Carl Tong, PhD, FACC
Assistant Professor, Internal Medicine
Education and Post-Graduate Training
BS, Electrical Engineering, 1985, Texas A&M University, College Station, Texas
MS, Electrical Engineering, 1986, Air Force Institute of Technology, Dayton, Ohio
MD/PhD, Medical Physiology, 2002, Texas A&M HSC College of Medicine, College Station & Temple, Texas
Internal Medicine Residency, 2005, Duke University Medical Center, Durham North Carolina
Cardiology Fellowship, 2010, University of Wisconsin, Madison, Wisconsin
Cardiovascular disease remains as the number one cause of mortality. About 50 percent of heart failure patients will perish in five years. At age 40, lifetime risk of developing heart failure is one in five. Diastolic dysfunction heart failure prevalence has increased to 50 percent of all heart failure. In this context, Tong is dedicated to elucidating underlying mechanisms and translating discoveries to new treatments.
Cross-bridge Mechanisms. Myosin attaching to actin followed by conversion of stored chemical energy to mechanical force in response to changing calcium concentrations provides the basis of cardiac contraction (cross-bridge attachment/detachment). This is a complex multi-step process with many points of regulation. Tong believes that disruption of this process underlies many cardiac diseases. His lab will use a broad spectrum of techniques from protein to whole organ level (biochemical techniques, simultaneous force and calcium measurements, echocardiography) and multiple models (genetically engineered mice, myocytes, recombinant protein, engineered heart tissue) to explore these possibilities.
Cardiac Myosin Binding Protein-C(MyBPC3). Mutations in MyBPC3 comprise the predominant cause of hypertrophic cardiomyopathy. Phosphorylation of MyBPC3 has been postulated to affect cross-bridge kinetics. Dr. Tong believes that physiological need dependent phosphorylation of MyBPC3 tunes the cross-bridge kinetics to provide normal systolic and diastolic function. He has mouse models to test this hypothesis.
Engineered Heart Tissue (EHT). One can grow primitive heart-like contracting cylinders from neonatal cardiac myocytes. Tong is working to optimize the process. He would like to use EHTs to explore underlying causes of cardiac dysfunction and potential treatments.

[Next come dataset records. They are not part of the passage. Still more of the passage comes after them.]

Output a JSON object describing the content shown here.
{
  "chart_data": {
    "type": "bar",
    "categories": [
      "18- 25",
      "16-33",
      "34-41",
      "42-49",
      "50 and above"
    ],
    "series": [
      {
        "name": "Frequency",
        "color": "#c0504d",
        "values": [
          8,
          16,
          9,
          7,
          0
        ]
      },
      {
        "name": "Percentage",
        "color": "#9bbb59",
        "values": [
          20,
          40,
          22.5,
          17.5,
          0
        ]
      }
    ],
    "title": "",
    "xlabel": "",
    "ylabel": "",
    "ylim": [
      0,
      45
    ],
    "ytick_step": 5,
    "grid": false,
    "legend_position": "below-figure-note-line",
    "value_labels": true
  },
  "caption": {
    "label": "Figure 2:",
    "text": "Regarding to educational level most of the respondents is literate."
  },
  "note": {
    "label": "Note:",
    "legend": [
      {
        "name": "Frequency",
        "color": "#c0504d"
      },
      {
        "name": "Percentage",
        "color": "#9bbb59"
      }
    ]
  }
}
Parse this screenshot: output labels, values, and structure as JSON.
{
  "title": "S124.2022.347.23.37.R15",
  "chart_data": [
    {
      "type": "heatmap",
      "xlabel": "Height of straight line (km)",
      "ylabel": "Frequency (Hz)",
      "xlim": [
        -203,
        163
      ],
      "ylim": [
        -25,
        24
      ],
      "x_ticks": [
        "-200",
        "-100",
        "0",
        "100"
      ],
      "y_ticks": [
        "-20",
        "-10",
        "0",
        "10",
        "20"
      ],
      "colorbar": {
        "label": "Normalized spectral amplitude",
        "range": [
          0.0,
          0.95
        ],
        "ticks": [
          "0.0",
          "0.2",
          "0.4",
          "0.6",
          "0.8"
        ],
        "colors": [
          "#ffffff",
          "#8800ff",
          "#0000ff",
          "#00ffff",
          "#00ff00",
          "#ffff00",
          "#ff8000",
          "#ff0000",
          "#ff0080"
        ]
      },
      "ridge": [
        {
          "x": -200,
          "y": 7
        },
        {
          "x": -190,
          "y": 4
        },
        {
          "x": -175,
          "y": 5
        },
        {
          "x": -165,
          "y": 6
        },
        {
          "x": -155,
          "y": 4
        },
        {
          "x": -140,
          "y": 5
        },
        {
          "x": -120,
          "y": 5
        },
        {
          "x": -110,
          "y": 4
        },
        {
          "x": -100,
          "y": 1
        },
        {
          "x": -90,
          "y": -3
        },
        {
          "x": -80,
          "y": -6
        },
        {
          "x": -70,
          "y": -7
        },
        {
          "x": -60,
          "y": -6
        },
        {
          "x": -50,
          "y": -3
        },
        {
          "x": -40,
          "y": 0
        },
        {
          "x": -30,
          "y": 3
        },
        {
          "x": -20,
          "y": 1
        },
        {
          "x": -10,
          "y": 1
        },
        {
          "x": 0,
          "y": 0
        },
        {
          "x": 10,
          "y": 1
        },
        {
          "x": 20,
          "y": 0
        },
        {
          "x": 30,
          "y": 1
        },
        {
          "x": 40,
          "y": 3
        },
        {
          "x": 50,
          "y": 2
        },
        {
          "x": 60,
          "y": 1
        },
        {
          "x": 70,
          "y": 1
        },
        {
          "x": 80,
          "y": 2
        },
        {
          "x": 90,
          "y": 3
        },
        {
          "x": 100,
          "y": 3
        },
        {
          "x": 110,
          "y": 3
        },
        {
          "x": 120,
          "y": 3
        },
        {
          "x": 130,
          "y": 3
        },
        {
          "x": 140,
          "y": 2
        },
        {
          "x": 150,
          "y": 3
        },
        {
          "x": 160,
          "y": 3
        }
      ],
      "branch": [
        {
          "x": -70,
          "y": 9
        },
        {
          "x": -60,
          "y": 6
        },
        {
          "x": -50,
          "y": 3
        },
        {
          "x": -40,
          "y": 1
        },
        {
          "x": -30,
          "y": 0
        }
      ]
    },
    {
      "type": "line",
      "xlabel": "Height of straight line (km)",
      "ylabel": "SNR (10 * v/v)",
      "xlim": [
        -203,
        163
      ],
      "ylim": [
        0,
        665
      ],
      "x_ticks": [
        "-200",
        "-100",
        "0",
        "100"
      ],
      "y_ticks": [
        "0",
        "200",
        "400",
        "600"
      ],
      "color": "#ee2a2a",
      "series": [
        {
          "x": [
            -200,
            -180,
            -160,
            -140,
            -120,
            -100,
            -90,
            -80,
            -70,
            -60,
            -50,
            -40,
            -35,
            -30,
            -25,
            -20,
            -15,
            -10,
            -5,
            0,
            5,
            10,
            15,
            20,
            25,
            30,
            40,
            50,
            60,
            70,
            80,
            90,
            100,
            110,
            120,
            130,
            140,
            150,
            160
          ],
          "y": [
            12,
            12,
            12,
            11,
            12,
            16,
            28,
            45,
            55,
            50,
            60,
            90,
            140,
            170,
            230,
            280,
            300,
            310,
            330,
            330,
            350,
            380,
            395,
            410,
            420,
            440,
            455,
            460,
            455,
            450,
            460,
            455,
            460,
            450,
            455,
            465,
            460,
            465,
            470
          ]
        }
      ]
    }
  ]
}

- Tong CW, Stelzer JE, Greaser ML, Powers PA, Moss RL. Acceleration of crossbridge kinetics by protein kinase A phosphorylation of cardiac myosin binding protein C modulates cardiac function. Circ Res (103): 974-982, 2008.
- Tong CW, Gaffin RD, Zawieja DC, Muthuchamy M. Roles of Phosphorylation of Myosin Binding Protein-C and Troponin I in Mouse Cardiac Twitch Dynamics. J Physiol (558): 927-941, 2004.
- Tong CW, Kolomenskii AA, Schuessler HA, Trache A, Granger HJ, Muthuchamy M. Measurements of the Crossbridge Attachment/Detachment Process within Intact Sarcomeres Using the Surface Plasmon Resonance. Biochemistry: 13915-13924, 2001.